Question

completing the square of 4x (3x+2)= x+12

Answer 1

4x (3x+2)= x+12
12x^2+8x=x+12
12x^2+8x-x-12=0
12x^2+7x-12=0
12x+16-9x-12=0
4x(3x+4)-3(3x+4)=0
(4x-3)(3x+4) = 0
x = 3/4 or x = -4/3

Answer 2

Welcome to OpenStudy @Uly

Answer 3

I wouldn't call that completing the square, although it does get the right answer.
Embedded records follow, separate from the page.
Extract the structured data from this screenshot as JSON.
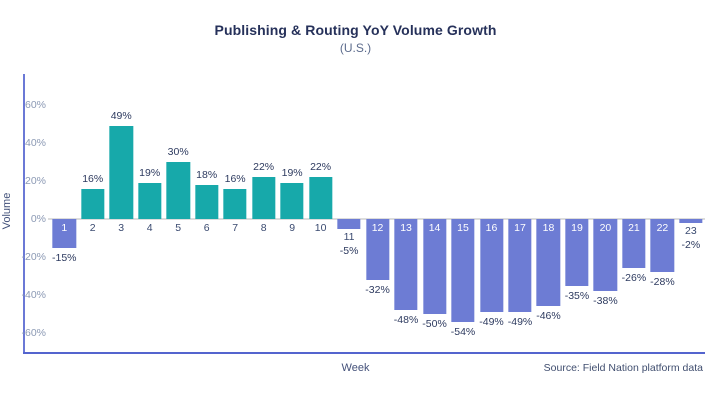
{
  "chart_data": {
    "type": "bar",
    "title": "Publishing & Routing YoY Volume Growth",
    "subtitle": "(U.S.)",
    "xlabel": "Week",
    "ylabel": "Volume",
    "source_note": "Source: Field Nation platform data",
    "categories": [
      "1",
      "2",
      "3",
      "4",
      "5",
      "6",
      "7",
      "8",
      "9",
      "10",
      "11",
      "12",
      "13",
      "14",
      "15",
      "16",
      "17",
      "18",
      "19",
      "20",
      "21",
      "22",
      "23"
    ],
    "values": [
      -15,
      16,
      49,
      19,
      30,
      18,
      16,
      22,
      19,
      22,
      -5,
      -32,
      -48,
      -50,
      -54,
      -49,
      -49,
      -46,
      -35,
      -38,
      -26,
      -28,
      -2
    ],
    "value_labels": [
      "-15%",
      "16%",
      "49%",
      "19%",
      "30%",
      "18%",
      "16%",
      "22%",
      "19%",
      "22%",
      "-5%",
      "-32%",
      "-48%",
      "-50%",
      "-54%",
      "-49%",
      "-49%",
      "-46%",
      "-35%",
      "-38%",
      "-26%",
      "-28%",
      "-2%"
    ],
    "y_ticks": [
      {
        "value": 60,
        "label": "60%"
      },
      {
        "value": 40,
        "label": "40%"
      },
      {
        "value": 20,
        "label": "20%"
      },
      {
        "value": 0,
        "label": "0%"
      },
      {
        "value": -20,
        "label": "-20%"
      },
      {
        "value": -40,
        "label": "-40%"
      },
      {
        "value": -60,
        "label": "-60%"
      }
    ],
    "ylim": [
      -60,
      60
    ],
    "grid": "zero-line-only",
    "legend": "none",
    "colors": {
      "positive_bar": "#17a9aa",
      "negative_bar": "#6d7cd4",
      "axis_line": "#6b79d6",
      "bottom_axis_line": "#5464ce",
      "zero_line": "#dcdcdc",
      "value_label": "#2d3a5f",
      "week_number": "#3a4a70",
      "bar_number_inside": "#ffffff",
      "tick_label": "#8b99b4",
      "title": "#26315a",
      "subtitle": "#5d6c8d"
    }
  }
}
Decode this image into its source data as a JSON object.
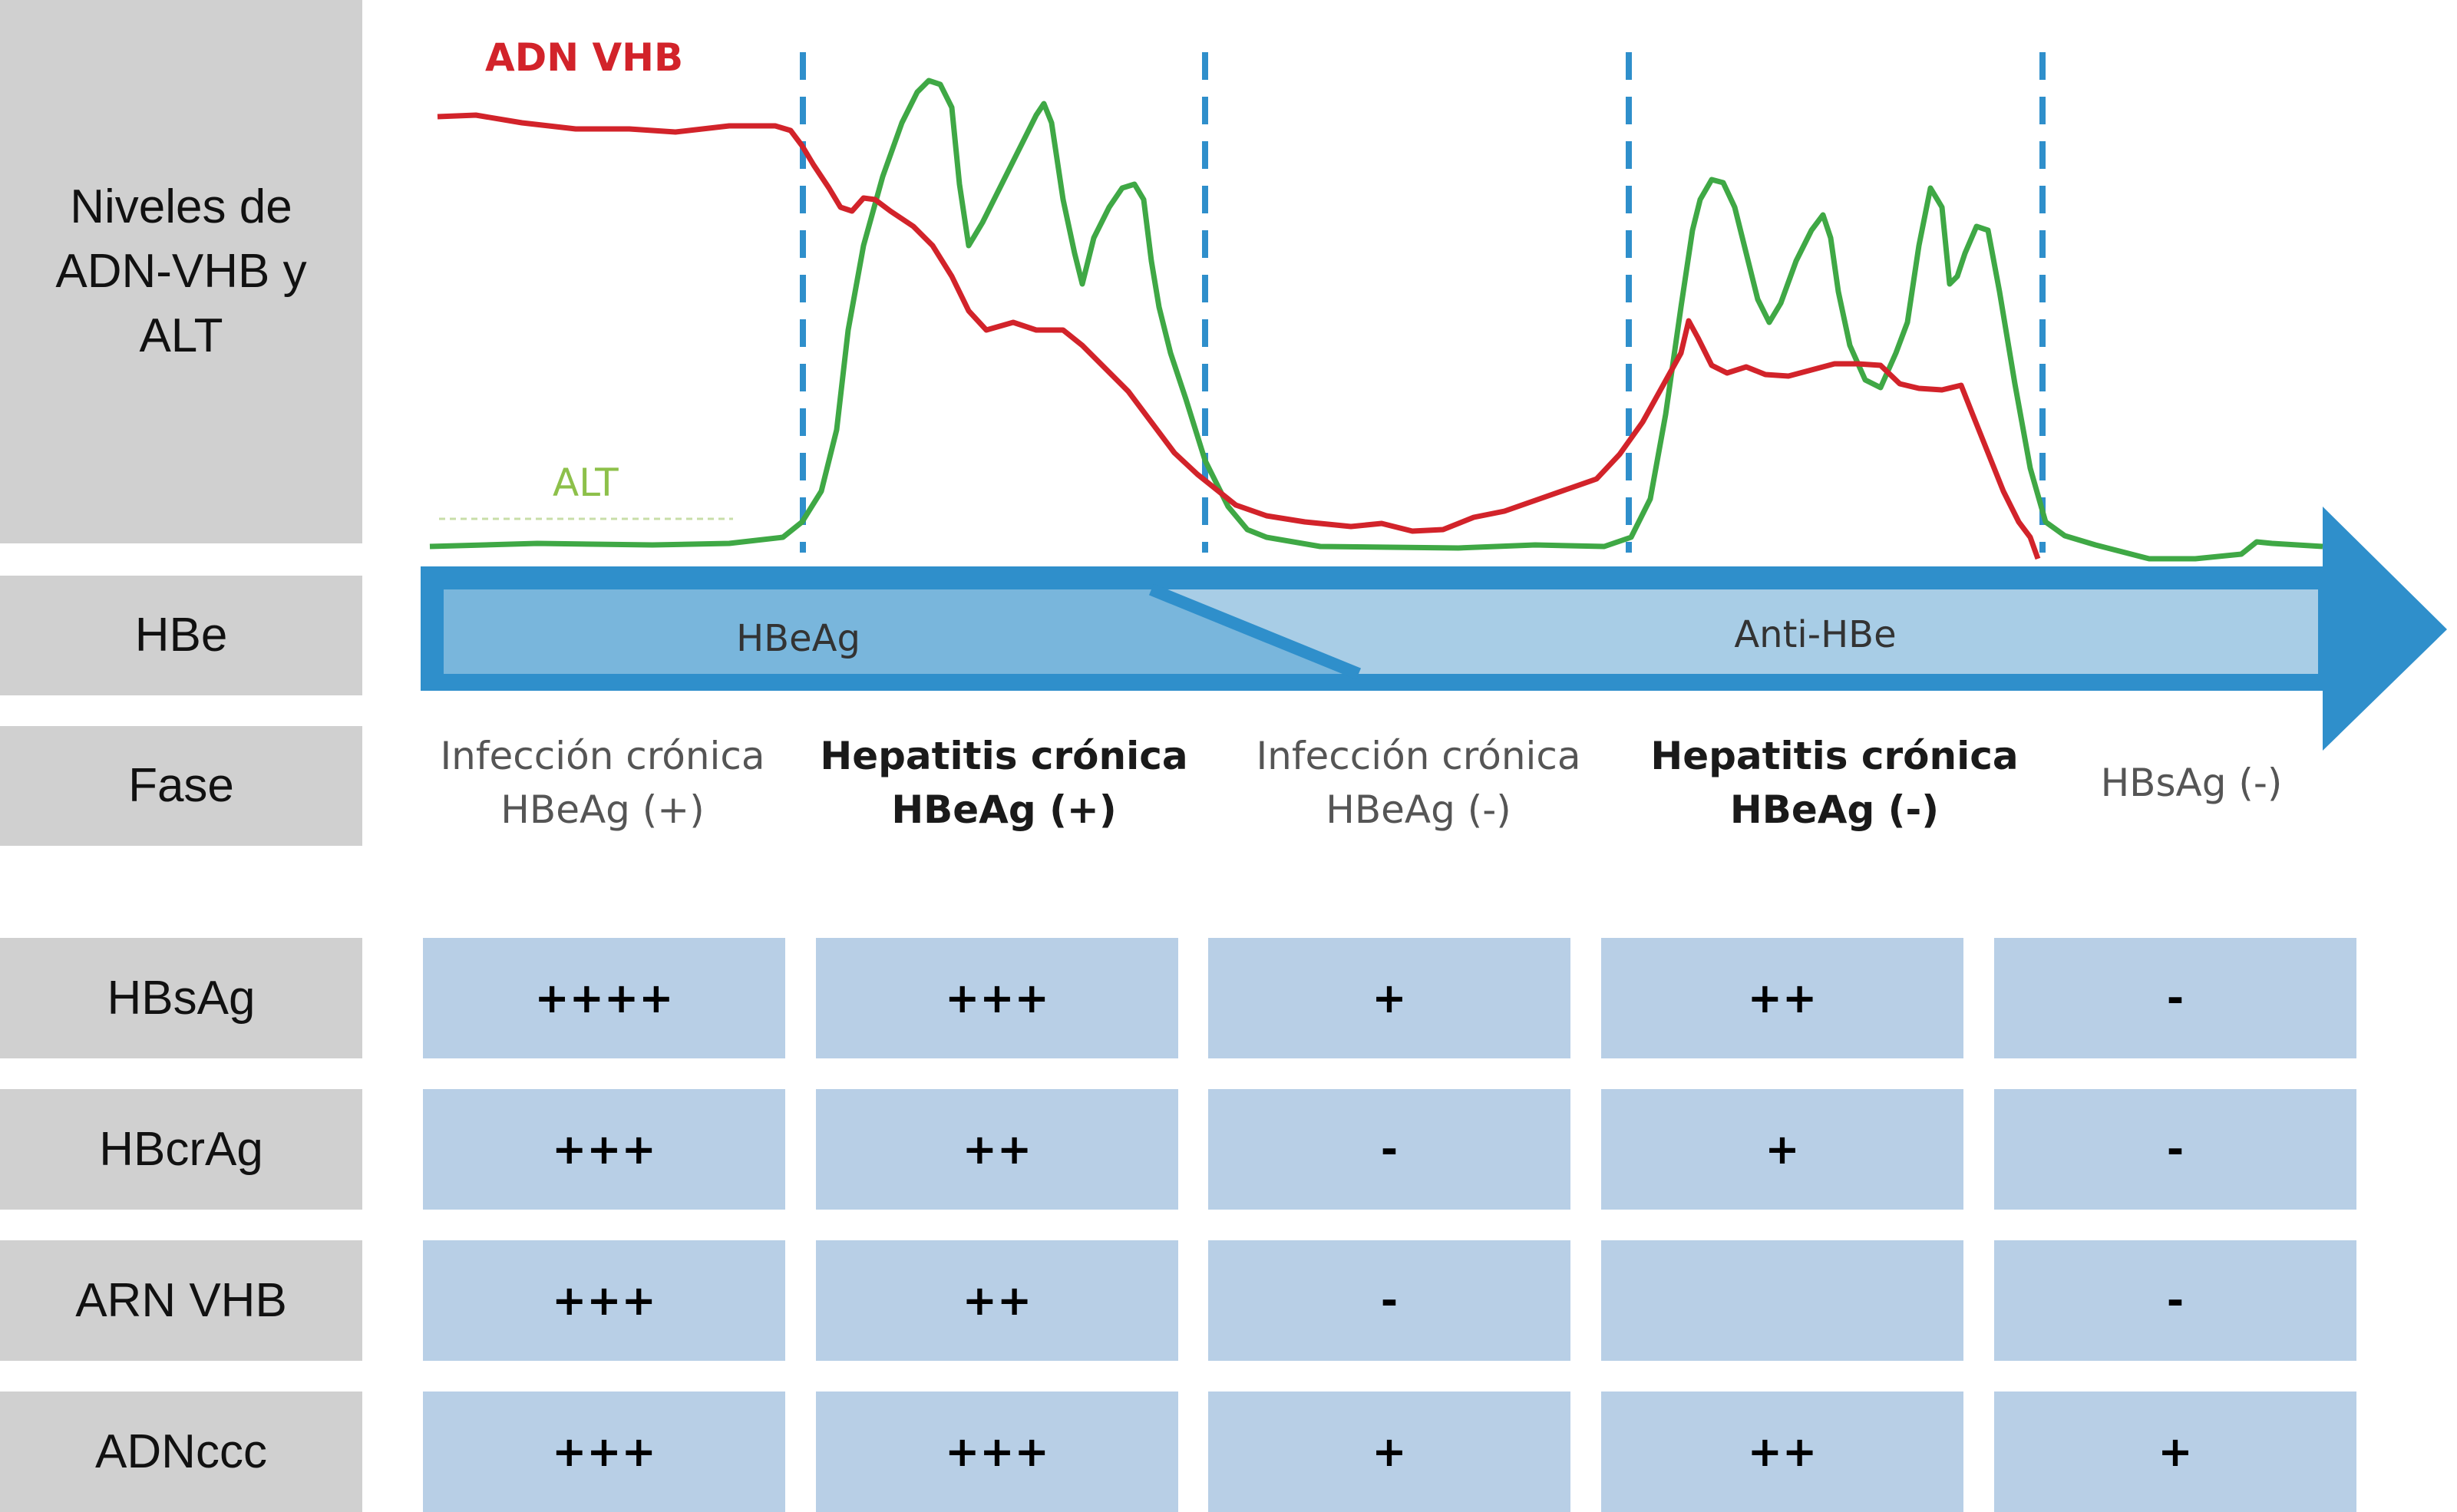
{
  "row_labels": {
    "niveles": "Niveles de\nADN-VHB y\nALT",
    "hbe": "HBe",
    "fase": "Fase"
  },
  "chart": {
    "dna_label": "ADN VHB",
    "alt_label": "ALT",
    "hbeag_label": "HBeAg",
    "antihbe_label": "Anti-HBe",
    "colors": {
      "dna": "#d2232a",
      "alt": "#3fa845",
      "alt_label": "#8dc04a",
      "arrow": "#2f8fcb",
      "arrow_light": "#a8cde6",
      "arrow_mid": "#79b6dc",
      "divider": "#2f8fcb"
    }
  },
  "phases": [
    {
      "text": "Infección crónica\nHBeAg (+)",
      "bold": false
    },
    {
      "text": "Hepatitis crónica\nHBeAg (+)",
      "bold": true
    },
    {
      "text": "Infección crónica\nHBeAg (-)",
      "bold": false
    },
    {
      "text": "Hepatitis crónica\nHBeAg (-)",
      "bold": true
    },
    {
      "text": "HBsAg (-)",
      "bold": false
    }
  ],
  "table": {
    "rows": [
      {
        "label": "HBsAg",
        "values": [
          "++++",
          "+++",
          "+",
          "++",
          "-"
        ]
      },
      {
        "label": "HBcrAg",
        "values": [
          "+++",
          "++",
          "-",
          "+",
          "-"
        ]
      },
      {
        "label": "ARN VHB",
        "values": [
          "+++",
          "++",
          "-",
          "",
          "-"
        ]
      },
      {
        "label": "ADNccc",
        "values": [
          "+++",
          "+++",
          "+",
          "++",
          "+"
        ]
      }
    ]
  }
}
\[4x(3x+2) = x+12\]\[12x^2+8x = x + 12\]\[12x^2+7x = 12\]Divide through by 12 to get leading coefficient of 1 for completing the square
\[x^2+\frac{7}{12}x = 1\]Take half of the coefficient of \(x\), square, and add to both sides to complete the square
\[x^2 + \frac{7}{12}x + (\frac{7}{24})^2 = 1 + (\frac{7}{24})^2\]Rewrite LHS as perfect square\[\frac{1}{24^2}(24x+7)^2 = \frac{625}{576}\]Cancel common factor
\[(24x+7)^2 = 625\]Take square root of both sides\[24x+7 = \pm 25\]Solve for \(x\)\[24x = -7\pm25\]\[x = \frac{3}{4}, ~x = -\frac{4}{3}\]

Answer 4

yeahh..totally..the first one is not a completing the square.